To prop up local advertisers, newspapers help small businesses sell gift cards
Gannett has rolled out a product for its local newspapers to give readers an option to buy gift cards from local businesses.
Called Support Local, the product allows readers to browse businesses in a local market offering gift cards. The businesses are sorted in alphabetical order. Nearly 10,000 businesses across the U.S. have added themselves to Support Local since Gannett first launched the product last month, and it has drawn over 1 million pageviews.
The Dallas Morning News, The Boston Globe and Newsday, a newspaper based on Long Island, N.Y., have rolled out white-labeled versions of Support Local in the past month.
For now, Gannett isn’t charging publishers or businesses to use its platform. But just as coronavirus is accelerating different trends seen across media, including ranging from remote work to live video, Source Local could help nudge more local news publishers toward a marketplace model that takes advantage of the role they play in local communities.

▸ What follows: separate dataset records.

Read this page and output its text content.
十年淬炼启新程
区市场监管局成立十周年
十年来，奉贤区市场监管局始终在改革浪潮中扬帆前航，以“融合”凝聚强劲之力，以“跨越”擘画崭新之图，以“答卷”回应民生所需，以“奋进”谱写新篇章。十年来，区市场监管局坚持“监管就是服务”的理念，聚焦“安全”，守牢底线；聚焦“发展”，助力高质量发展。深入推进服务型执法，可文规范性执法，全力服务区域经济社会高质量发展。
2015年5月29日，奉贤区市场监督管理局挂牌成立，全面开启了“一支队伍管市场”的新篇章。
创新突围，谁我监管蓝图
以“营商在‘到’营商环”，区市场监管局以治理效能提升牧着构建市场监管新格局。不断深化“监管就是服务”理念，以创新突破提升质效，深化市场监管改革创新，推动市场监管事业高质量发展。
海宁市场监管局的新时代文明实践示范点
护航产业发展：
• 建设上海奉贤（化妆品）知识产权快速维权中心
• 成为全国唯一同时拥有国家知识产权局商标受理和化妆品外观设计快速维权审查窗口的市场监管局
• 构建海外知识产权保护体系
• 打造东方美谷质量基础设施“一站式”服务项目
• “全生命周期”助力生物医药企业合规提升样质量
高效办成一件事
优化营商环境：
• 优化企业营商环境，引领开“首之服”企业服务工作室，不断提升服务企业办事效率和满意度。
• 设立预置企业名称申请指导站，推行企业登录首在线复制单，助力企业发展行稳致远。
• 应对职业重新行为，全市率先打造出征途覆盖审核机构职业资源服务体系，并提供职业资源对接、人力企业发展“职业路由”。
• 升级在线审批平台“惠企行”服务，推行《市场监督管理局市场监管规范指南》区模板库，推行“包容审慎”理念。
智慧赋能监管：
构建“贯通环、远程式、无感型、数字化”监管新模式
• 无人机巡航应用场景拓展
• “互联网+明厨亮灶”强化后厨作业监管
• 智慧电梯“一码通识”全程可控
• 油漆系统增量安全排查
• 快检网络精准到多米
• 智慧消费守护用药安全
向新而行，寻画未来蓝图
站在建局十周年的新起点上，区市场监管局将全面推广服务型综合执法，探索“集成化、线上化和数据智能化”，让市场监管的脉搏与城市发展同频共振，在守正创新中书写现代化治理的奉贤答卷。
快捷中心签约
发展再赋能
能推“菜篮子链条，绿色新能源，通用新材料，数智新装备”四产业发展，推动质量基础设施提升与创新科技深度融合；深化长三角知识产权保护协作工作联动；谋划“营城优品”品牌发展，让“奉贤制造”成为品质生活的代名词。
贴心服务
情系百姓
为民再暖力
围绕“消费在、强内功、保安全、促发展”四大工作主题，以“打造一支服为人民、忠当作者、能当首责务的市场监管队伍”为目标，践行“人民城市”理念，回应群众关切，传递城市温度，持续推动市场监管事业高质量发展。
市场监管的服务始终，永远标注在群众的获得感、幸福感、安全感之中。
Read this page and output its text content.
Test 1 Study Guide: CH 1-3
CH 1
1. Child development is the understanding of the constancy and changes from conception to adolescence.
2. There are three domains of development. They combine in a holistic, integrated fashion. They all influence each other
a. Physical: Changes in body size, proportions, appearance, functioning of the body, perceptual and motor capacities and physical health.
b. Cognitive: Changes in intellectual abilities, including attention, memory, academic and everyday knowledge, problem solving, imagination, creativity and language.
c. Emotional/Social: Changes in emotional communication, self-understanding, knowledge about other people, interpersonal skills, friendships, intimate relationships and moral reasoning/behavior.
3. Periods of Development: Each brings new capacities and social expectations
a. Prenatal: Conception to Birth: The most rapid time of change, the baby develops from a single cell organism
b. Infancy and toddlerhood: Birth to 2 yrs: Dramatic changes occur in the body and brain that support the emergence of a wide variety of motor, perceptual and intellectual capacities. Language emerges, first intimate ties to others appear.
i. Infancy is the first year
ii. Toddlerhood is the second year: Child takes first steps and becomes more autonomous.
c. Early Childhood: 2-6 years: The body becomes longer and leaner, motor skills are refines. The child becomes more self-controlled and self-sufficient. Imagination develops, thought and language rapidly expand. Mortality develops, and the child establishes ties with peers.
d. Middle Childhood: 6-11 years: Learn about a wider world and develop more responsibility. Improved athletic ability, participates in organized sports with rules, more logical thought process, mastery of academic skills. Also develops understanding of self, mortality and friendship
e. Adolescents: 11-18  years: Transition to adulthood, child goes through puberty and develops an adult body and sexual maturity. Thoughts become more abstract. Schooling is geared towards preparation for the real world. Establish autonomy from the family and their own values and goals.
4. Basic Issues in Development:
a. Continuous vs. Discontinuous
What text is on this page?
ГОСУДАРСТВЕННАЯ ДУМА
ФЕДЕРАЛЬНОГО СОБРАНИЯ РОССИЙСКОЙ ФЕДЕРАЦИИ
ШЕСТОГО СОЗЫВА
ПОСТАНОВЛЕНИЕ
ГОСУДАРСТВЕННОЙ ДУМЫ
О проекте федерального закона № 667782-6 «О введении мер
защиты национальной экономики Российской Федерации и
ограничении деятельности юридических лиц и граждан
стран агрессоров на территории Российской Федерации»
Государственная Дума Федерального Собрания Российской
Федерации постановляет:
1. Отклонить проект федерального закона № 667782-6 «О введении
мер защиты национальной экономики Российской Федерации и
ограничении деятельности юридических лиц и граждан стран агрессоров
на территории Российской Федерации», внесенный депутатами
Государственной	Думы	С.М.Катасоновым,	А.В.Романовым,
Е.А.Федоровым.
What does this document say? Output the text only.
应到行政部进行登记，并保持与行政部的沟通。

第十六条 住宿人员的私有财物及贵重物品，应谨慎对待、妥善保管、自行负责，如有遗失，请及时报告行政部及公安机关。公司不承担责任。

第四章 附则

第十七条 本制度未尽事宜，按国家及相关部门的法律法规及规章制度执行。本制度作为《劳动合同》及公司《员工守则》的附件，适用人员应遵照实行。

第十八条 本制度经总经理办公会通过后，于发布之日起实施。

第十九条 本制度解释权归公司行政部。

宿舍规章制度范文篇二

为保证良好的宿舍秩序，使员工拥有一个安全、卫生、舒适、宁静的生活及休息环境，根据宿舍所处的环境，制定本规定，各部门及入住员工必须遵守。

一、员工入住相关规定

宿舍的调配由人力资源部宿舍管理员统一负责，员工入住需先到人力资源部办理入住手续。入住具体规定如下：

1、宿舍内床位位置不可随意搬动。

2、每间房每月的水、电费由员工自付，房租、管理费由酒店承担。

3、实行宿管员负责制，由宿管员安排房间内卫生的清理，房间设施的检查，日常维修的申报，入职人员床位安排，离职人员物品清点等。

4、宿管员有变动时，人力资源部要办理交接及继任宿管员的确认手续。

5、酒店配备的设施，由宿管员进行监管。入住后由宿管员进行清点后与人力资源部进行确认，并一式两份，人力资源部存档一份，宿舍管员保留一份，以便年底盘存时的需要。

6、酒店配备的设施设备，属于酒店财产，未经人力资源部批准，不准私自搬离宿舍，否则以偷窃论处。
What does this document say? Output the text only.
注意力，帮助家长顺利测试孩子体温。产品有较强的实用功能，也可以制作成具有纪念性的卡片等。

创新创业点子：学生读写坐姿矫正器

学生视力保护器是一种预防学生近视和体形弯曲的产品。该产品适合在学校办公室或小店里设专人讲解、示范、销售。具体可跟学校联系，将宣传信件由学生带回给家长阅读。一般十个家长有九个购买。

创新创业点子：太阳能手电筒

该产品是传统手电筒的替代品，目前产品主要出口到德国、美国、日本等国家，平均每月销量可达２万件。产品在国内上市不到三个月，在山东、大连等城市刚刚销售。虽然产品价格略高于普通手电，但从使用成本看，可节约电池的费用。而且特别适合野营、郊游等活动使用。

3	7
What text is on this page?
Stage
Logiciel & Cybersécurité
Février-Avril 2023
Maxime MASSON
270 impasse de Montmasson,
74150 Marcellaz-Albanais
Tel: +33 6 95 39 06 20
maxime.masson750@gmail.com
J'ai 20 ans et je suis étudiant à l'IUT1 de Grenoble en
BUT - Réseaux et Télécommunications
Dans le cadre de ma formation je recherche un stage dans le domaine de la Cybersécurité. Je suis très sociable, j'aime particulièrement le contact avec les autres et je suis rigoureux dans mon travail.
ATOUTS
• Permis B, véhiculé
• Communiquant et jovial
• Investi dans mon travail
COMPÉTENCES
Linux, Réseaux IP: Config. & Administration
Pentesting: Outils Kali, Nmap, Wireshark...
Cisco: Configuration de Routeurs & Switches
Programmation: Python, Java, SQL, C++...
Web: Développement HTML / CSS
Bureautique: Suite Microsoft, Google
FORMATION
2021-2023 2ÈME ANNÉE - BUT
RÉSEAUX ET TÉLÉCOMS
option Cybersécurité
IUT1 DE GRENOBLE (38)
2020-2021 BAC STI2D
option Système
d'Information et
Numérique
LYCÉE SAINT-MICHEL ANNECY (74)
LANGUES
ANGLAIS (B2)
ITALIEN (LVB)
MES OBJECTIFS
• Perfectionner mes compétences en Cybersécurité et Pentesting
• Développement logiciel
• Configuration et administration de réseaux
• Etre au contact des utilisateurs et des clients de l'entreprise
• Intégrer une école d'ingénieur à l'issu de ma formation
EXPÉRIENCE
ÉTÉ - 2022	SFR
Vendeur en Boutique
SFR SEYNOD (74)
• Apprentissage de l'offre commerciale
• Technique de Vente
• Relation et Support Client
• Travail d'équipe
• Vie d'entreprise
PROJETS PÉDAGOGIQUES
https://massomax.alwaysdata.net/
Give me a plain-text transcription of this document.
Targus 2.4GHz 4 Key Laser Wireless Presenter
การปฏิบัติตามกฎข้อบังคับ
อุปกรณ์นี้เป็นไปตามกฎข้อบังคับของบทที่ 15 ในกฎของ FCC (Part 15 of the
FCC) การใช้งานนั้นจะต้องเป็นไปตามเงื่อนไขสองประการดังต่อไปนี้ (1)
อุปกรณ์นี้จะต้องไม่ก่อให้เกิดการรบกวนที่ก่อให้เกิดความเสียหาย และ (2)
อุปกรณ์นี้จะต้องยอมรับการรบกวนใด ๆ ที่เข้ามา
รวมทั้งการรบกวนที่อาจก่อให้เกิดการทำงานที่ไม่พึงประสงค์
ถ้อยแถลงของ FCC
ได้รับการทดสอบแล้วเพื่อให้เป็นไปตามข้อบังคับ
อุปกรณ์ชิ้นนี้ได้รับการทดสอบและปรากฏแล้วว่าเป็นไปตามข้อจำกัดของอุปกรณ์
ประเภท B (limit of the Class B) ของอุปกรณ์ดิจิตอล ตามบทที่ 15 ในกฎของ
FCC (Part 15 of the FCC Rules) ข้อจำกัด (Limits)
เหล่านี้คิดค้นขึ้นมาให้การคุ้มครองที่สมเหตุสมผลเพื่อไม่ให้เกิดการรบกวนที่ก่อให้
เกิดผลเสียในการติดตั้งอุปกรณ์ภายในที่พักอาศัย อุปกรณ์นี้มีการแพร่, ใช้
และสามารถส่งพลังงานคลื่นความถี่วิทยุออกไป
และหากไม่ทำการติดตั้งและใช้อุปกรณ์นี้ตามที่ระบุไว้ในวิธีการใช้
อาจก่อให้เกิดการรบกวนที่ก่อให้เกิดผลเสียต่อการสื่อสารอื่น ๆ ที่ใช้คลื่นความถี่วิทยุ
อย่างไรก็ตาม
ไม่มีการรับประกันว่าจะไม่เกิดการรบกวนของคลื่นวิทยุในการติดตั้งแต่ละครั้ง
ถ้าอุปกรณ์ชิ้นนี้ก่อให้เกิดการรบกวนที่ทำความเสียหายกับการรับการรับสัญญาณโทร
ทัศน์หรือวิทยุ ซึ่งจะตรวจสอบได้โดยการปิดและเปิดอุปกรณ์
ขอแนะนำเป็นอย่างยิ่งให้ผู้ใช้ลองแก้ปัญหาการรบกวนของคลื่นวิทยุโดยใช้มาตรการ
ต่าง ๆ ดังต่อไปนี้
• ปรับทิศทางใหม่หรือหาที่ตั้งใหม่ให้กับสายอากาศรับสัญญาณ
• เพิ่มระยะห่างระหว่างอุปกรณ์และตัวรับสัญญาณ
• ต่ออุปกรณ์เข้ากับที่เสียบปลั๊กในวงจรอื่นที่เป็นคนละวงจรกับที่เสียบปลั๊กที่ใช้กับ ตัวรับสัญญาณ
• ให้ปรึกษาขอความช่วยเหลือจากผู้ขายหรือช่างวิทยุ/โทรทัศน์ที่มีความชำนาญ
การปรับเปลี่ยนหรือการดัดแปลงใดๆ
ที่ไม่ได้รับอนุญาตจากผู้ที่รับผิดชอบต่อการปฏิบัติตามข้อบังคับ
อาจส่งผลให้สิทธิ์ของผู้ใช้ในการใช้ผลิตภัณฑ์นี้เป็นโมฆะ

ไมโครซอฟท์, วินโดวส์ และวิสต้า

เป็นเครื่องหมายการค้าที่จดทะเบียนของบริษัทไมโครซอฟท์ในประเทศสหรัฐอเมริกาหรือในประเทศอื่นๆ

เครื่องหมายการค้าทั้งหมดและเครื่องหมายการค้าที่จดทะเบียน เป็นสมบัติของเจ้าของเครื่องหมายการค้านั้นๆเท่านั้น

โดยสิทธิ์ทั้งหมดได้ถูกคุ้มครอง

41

As uncertainty and disruption have rolled through the global economy, publishers have done whatever they can to make themselves useful to advertisers. Some sales leaders have replaced lunch and learns with Seamless deliveries; others have overhauled their consumer research to help CMOs understand how consumer behavior is evolving.
But while national advertisers face the prospect of a rough few months or a meager couple of fiscal quarters, the coronavirus pandemic has many small businesses facing the prospect of bankruptcy. Local newspapers are no different, however. Gannett itself is in dire straits.At the beginning of the month, it announced it was planning to cut more than $100 million in expenses through salary reductions, elimination of travel and the pause of several projects. Gannett’s stock is down 90% for the year and trades under $1.
Some, such as Newsday, have launched message boards for small businesses designed to foster communication. Others have launched platforms that connect volunteers to one another.
“We’ve started some discussions about what are some of the ways we could be helping each other,” said Fran Wills, president of the Local Media Consortium.